Chroniqueur automobile depuis plusieurs décennies, Denis Duquet se remémore le passé et nous en raconte quelques épisodes.
À une certaine époque, Jackie Stewart, le légendaire pilote de Formule 1 d’origine écossaise, était le porte-parole de la compagnie Ford. En effet, dans certaines campagnes publicitaires et dans le cadre des lancements de nouveaux modèles, il était sollicité par ce constructeur. C’était tout un événement de pouvoir le rencontrer, lui parler et discuter entre autres d’automobiles en général et de Ford en particulier. Et même s’il était sous contrat avec ce constructeur américain, il ne se gênait pas pour donner sa franche opinion.
Et il a toujours aimé discuter de tout et de rien avec les journalistes et les invités. En plus de son accent écossais, il avait un sens de l’humour passablement développé et la combinaison des deux était souvent hilarante.
Cet intéressant personnage ne rechignait pas de prendre place en tant que copilote lors du dévoilement de certains modèles. En général, on mettait les noms des journalistes dans un bocal et un tirage au sort désignait celle ou celui qui allait conduire la voiture en compagnie de cet illustre pilote automobile. Parmi les heureux élus, l’un d’entre eux a voulu impressionner Monsieur Stewart en conduisant de façon très agressive dans la circulation urbaine. Ce n’était pas une bonne idée. Ce journaliste, ayant le pied droit plus pesant que son jugement, s’est amusé à zigzaguer dans la circulation de Detroit et à rouler nettement au-dessus des limites de vitesse affichées pour tenter de montrer à son prestigieux passager qu’il avait tout un coup de volant. Mal lui en prit. En effet, Stewart lui a demandé de s’immobiliser sur le côté de la route et il a laissé notre matamore en plan pour se rendre en taxi au centre d’essais de Romeo en banlieue de la ville de l’automobile. Imaginez l’allure de notre essayeur lorsqu’il qui est arrivé à la piste d’essai sans son passager. En arrivant en taxi, qu’il a fait payer au journaliste fautif, Jackie Stewart l’a traité d’idiot, d’imbécile et du plus mauvais conducteur qu’il avait eu l’occasion de fréquenter.

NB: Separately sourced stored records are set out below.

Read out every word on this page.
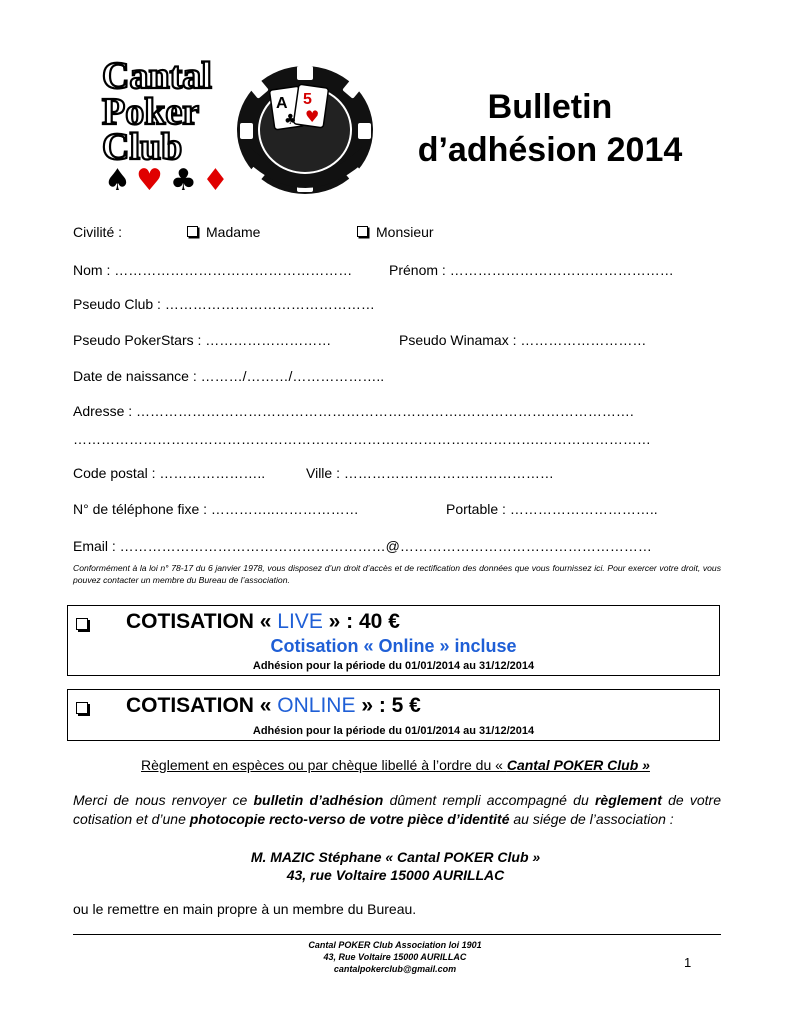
A
♣
5
♥
Cantal
Poker
Club
♠ ♥ ♣ ♦
Bulletin
d’adhésion 2014
Civilité :	Madame	Monsieur
Nom : ……………………………………………	Prénom : …………………………………………
Pseudo Club : ………………………………………
Pseudo PokerStars : ………………………	Pseudo Winamax : ………………………
Date de naissance : ………/………/………………..
Adresse : …………………………………………………………….……………………………….
……………………………………………………………………………………….……………………
Code postal : …………………..	Ville : ………………………………………
N° de téléphone fixe : …………..………………	Portable : …………………………..
Email : …………………………………………………@………………………………………………
Conformément à la loi n° 78-17 du 6 janvier 1978, vous disposez d’un droit d’accès et de rectification des données que vous fournissez ici. Pour exercer votre droit, vous pouvez contacter un membre du Bureau de l’association.
COTISATION « LIVE » : 40 €
Cotisation « Online » incluse
Adhésion pour la période du 01/01/2014 au 31/12/2014
COTISATION « ONLINE » : 5 €
Adhésion pour la période du 01/01/2014 au 31/12/2014
Règlement en espèces ou par chèque libellé à l’ordre du « Cantal POKER Club »
Merci de nous renvoyer ce bulletin d’adhésion dûment rempli accompagné du règlement de votre cotisation et d’une photocopie recto-verso de votre pièce d’identité au siége de l’association :
M. MAZIC Stéphane « Cantal POKER Club »
43, rue Voltaire 15000 AURILLAC
ou le remettre en main propre à un membre du Bureau.
Cantal POKER Club Association loi 1901
43, Rue Voltaire 15000 AURILLAC
cantalpokerclub@gmail.com	1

Stewart au volant d’une Tyrrell Ford en 1971. Année de son second championnat du monde.
Quelques minutes après, une fois que Jackie se soit « dépompé », c’était à mon tour de prendre le volant en sa compagnie. Inutile de préciser que j’étais quelque peu nerveux de voir ma conduite examinée de près par un triple champion du monde de Formule 1. Cette fois, notre balade ne s’est pas effectuée en ville, mais sur l’une des pistes d’essai de ce centre technique. En ville, je me serais contenté de rouler en suivant la circulation et les limites de vitesse. Sur ce parcours tortueux rempli de traquenards, je devais m’appliquer non seulement à conduire de façon harmonieuse, mais tout en poussant la voiture quelque peu. Les choses se sont bien déroulées sur la majorité du parcours et nos discussions portaient sur tout et rien à la fois. Tout allait bien. Puis, à l’entrée d’un virage, j’ai été piégé et la voiture s’est mise en travers. Situation particulièrement embarrassante. Heureusement pour moi, Stewart se mit à rire en soulignant pour me déculpabiliser qu’il s’était trouvé dans la même situation deux jours auparavant alors qu’il faisait des essais au volant de la même voiture. Ouf ! J’étais soulagé. Par la même occasion, il m’a conseillé de ne pas trop serrer le volant et de regarder loin devant moi afin de pouvoir mieux pressentir les virages et avoir un meilleur contrôle de la voiture.
En tous les cas, lorsqu’il a quitté la voiture une fois notre essai terminé, il affichait un large sourire. Je me suis imaginé que c’était parce qu’il avait apprécié ma conduite. En fait, je n’ai jamais osé lui demander ce qu’il pensait de mon coup de volant. J’aime mieux me bercer d’illusions.
Par contre, au cours de la même journée, j’ai doublé Jackie sur une piste d’essai. Mais ce n’était pas nécessairement parce que je roulais à fond de train. Jackie roulait à la vitesse d’une tortue, car il tentait d’obtenir la plus faible consommation de carburant au volant de l’Escort, dévoilée le jour même en première mondiale. Malgré les circonstances, je peux toujours me vanter de l’avoir doublé en piste sans faire état des circonstances.